Health Savings Account contributions for 2026 are capped at $4,300 for individuals and $8,550 for families. HSA contributions are tax-deductible, grow tax-free, and can be withdrawn tax-free for qualified medical expenses — a triple tax advantage no other account offers. If you haven’t maxed out your contributions for the year, increasing your payroll deduction now spreads the remaining amount across the second half of the year.

3. Check your credit report

You’re entitled to one free credit report per year from each of the three major bureaus at annualcreditreport.com. If you haven’t pulled yours this year, do it now. Review it for errors — incorrect accounts, wrong balances, or accounts you don’t recognize. Disputing an error takes 30 days to resolve, and catching it now rather than in October means it’s corrected before you apply for any fall financing.

4. Review your insurance coverage

If you’ve made changes to your home, added a vehicle, or experienced a life event since your last policy renewal, your coverage may not reflect your current situation. Call your auto, home, and umbrella insurance agents and ask whether your coverage is adequate and whether any new discounts apply. A 15-minute call often produces savings or identifies gaps before a claim forces the discovery.

5. Set your open enrollment calendar reminder

Medicare open enrollment runs October 15 through December 7. Employer open enrollment varies but typically falls between October and November. Set a calendar reminder for two weeks before your enrollment window opens — with a note to compare plans rather than auto-renewing.
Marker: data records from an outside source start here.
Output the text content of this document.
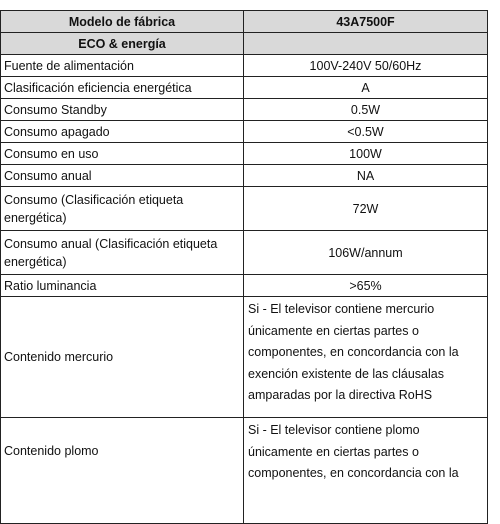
Modelo de fábrica	43A7500F
ECO & energía	
Fuente de alimentación	100V-240V 50/60Hz
Clasificación eficiencia energética	A
Consumo Standby	0.5W
Consumo apagado	<0.5W
Consumo en uso	100W
Consumo anual	NA
Consumo (Clasificación etiqueta energética)	72W
Consumo anual (Clasificación etiqueta energética)	106W/annum
Ratio luminancia	>65%
Contenido mercurio	Si - El televisor contiene mercurio únicamente en ciertas partes o componentes, en concordancia con la exención existente de las cláusalas amparadas por la directiva RoHS
Contenido plomo	Si - El televisor contiene plomo únicamente en ciertas partes o componentes, en concordancia con la
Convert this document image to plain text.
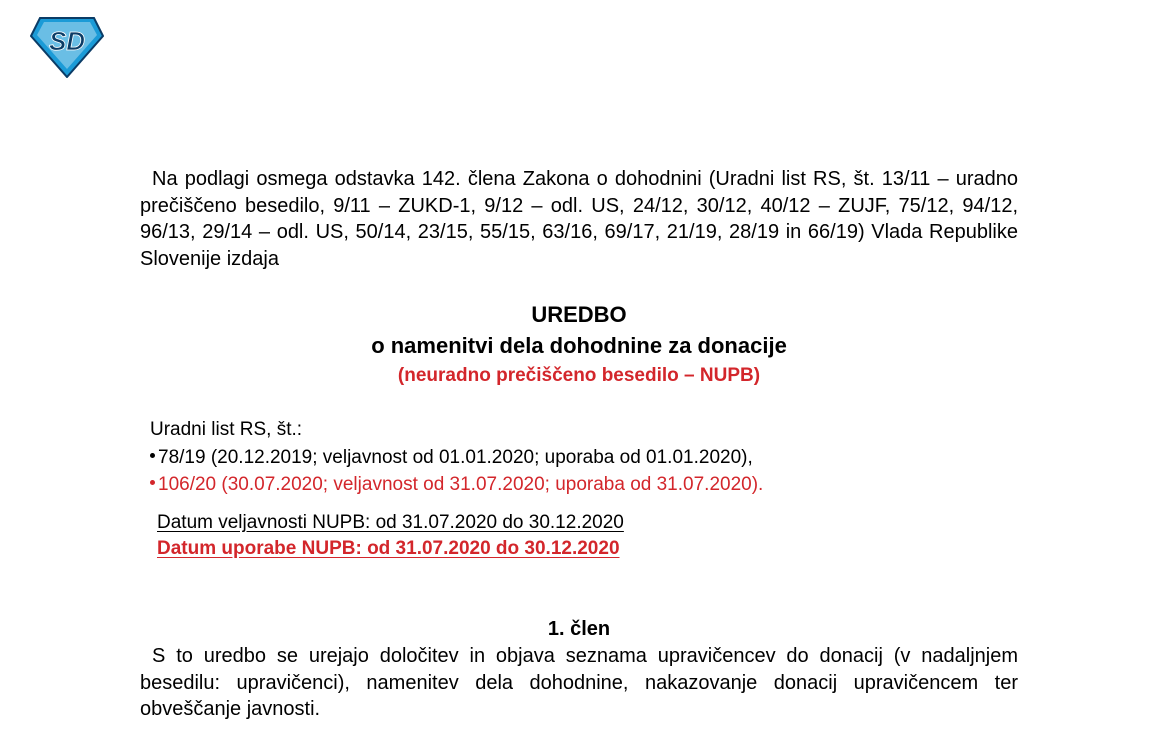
SD
Na podlagi osmega odstavka 142. člena Zakona o dohodnini (Uradni list RS, št. 13/11 – uradno prečiščeno besedilo, 9/11 – ZUKD-1, 9/12 – odl. US, 24/12, 30/12, 40/12 – ZUJF, 75/12, 94/12, 96/13, 29/14 – odl. US, 50/14, 23/15, 55/15, 63/16, 69/17, 21/19, 28/19 in 66/19) Vlada Republike Slovenije izdaja
UREDBO
o namenitvi dela dohodnine za donacije
(neuradno prečiščeno besedilo – NUPB)
Uradni list RS, št.:
78/19 (20.12.2019; veljavnost od 01.01.2020; uporaba od 01.01.2020),
106/20 (30.07.2020; veljavnost od 31.07.2020; uporaba od 31.07.2020).
Datum veljavnosti NUPB: od 31.07.2020 do 30.12.2020
Datum uporabe NUPB: od 31.07.2020 do 30.12.2020
1. člen
S to uredbo se urejajo določitev in objava seznama upravičencev do donacij (v nadaljnjem besedilu: upravičenci), namenitev dela dohodnine, nakazovanje donacij upravičencem ter obveščanje javnosti.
The plan that was cheapest last year may not be cheapest this year.

6. Build or replenish your emergency fund

Summer spending — vacations, camps, home projects — often drains savings. If your emergency fund has dropped below three months of expenses, use the remaining summer to rebuild it before the fall brings its own demands. Even $100 per paycheck into a dedicated savings account adds $800 to $1,000 by October.

Eight weeks is enough time to address all six. None requires more than an afternoon. The financial version of “I’ll do it after summer” almost always becomes “I’ll do it after the holidays” — which becomes next year.